Despite the lack of large additional gain margin, there are still two other significant reasons for having an auto-notch in the system. First, the auto-notch provides a simple tool to aid in the identification of problem spots in the response when the audio system is first installed. Second, it provides a safety net that can remain in place to cope with the ever-changing acoustic path — unwanted additional reflections, gain change, and so forth.
Acoustic feedback is both a magnitude and phase issue. As such, changes in the system's phase response, due to delay, filtering, or temperature changes, impact potential feedback frequencies. If notch filters are used to control feedback, they should be placed after all other changes are made to the system's phase response to ensure their utility.

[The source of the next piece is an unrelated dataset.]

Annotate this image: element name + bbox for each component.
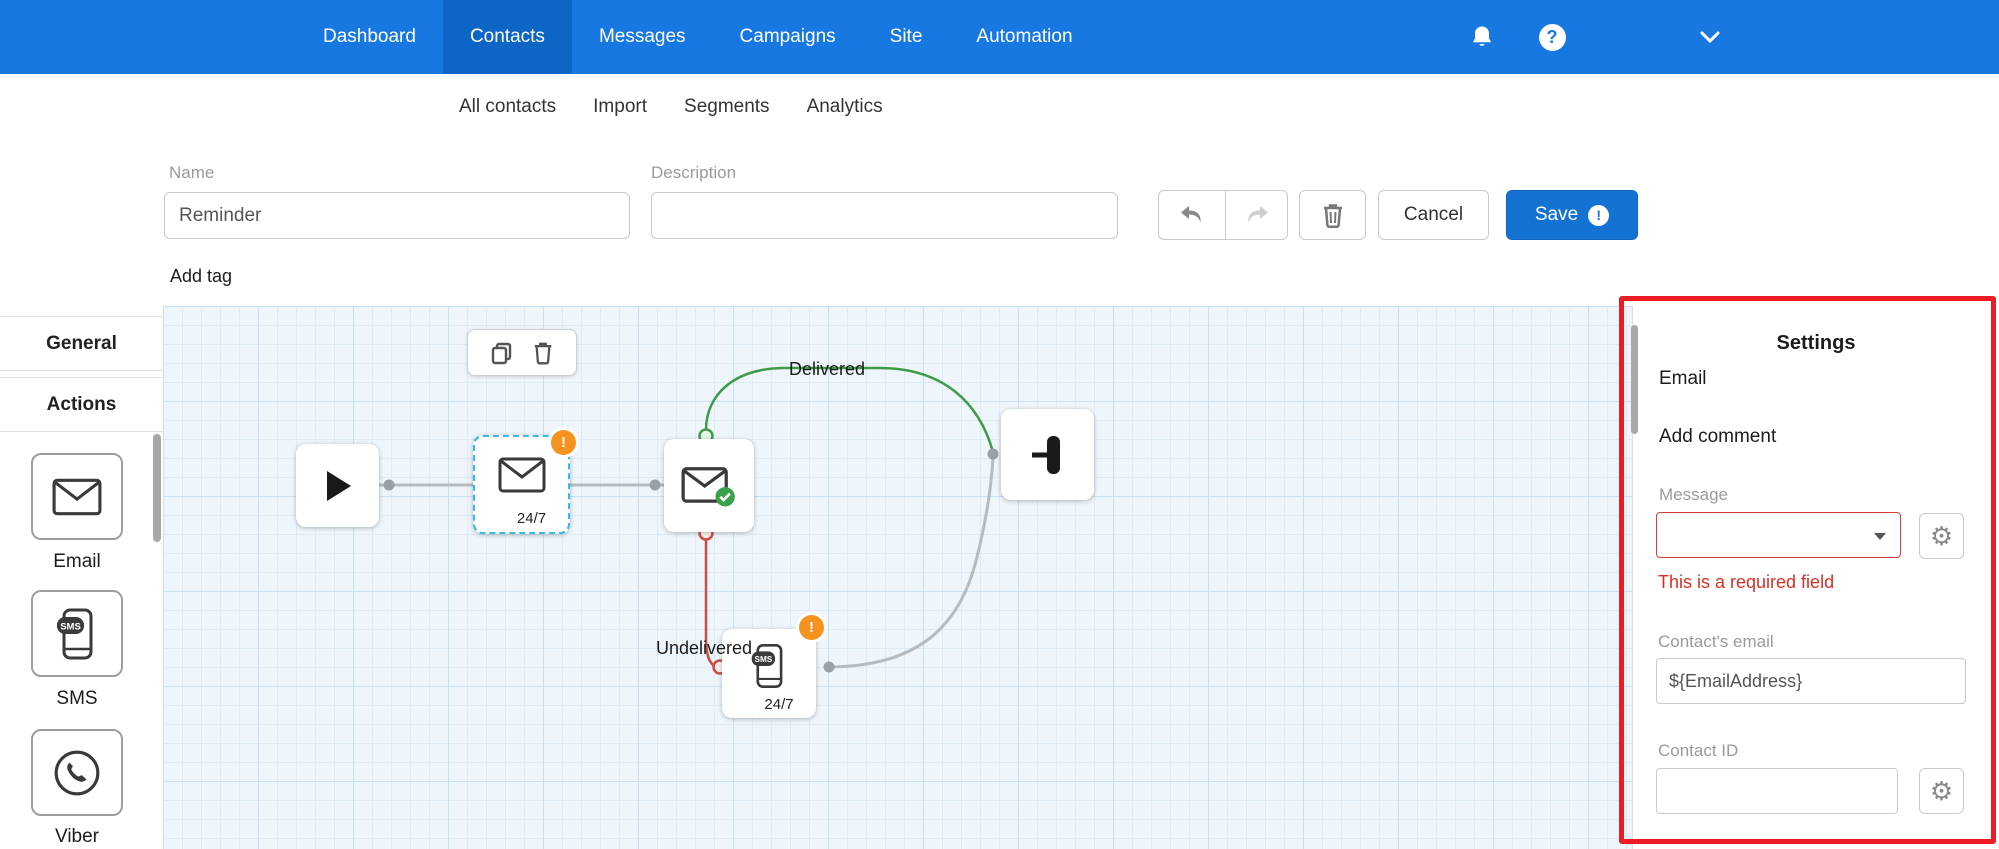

They should also be wide enough to ensure their ongoing usefulness despite changes to the feedback path.
In order to bring a runaway frequency back into stability, the magnitude simply needs to be taken below the unity gain mark, plus a couple of decibels for a safety margin. In addition to a slightly expanded gain margin, the auto-notch tool provides a simple means for ringing out a room, as well as leaving a safety net after the original installation is complete.
In addition to auto-notching algorithms, adaptive filter models and frequency shifting algorithms also provide useful ways to suppress feedback and increase a system's gain before feedback margin. An adaptive filter model-based feedback suppressor relies on an accurate model of the loudspeaker-to-microphone acoustic path in order to remove feedback from a receiving microphone. If the model is inaccurate, then distortion can occur. A de-correlation process is used to improve the convergence characteristics of the broadband adaptive filter. This de-correlation can also add a limited amount of distortion. However, the adaptive filter model is capable of greater than 10dB of additional gain before feedback.
The utility of the frequency shifter depends on the system where it is applied. As a general rule, the frequency shifter will provide a greater gain margin in a more reverberant space than in a smaller less reverberant space. The frequency shift should be kept to less than 12Hz to minimize audible distortion.
The tools just outlined provide a set of unique solutions for acoustic feedback, each with its own compromises. Getting the most out of the tool requires understanding the problem and the proposed solution. With the proper tools in place, perhaps our memories of the howl and screech that characterize the Larsen Effect will begin to slowly fade away.
Dana Troxel is a senior digital audio design engineer at Rane Corporation.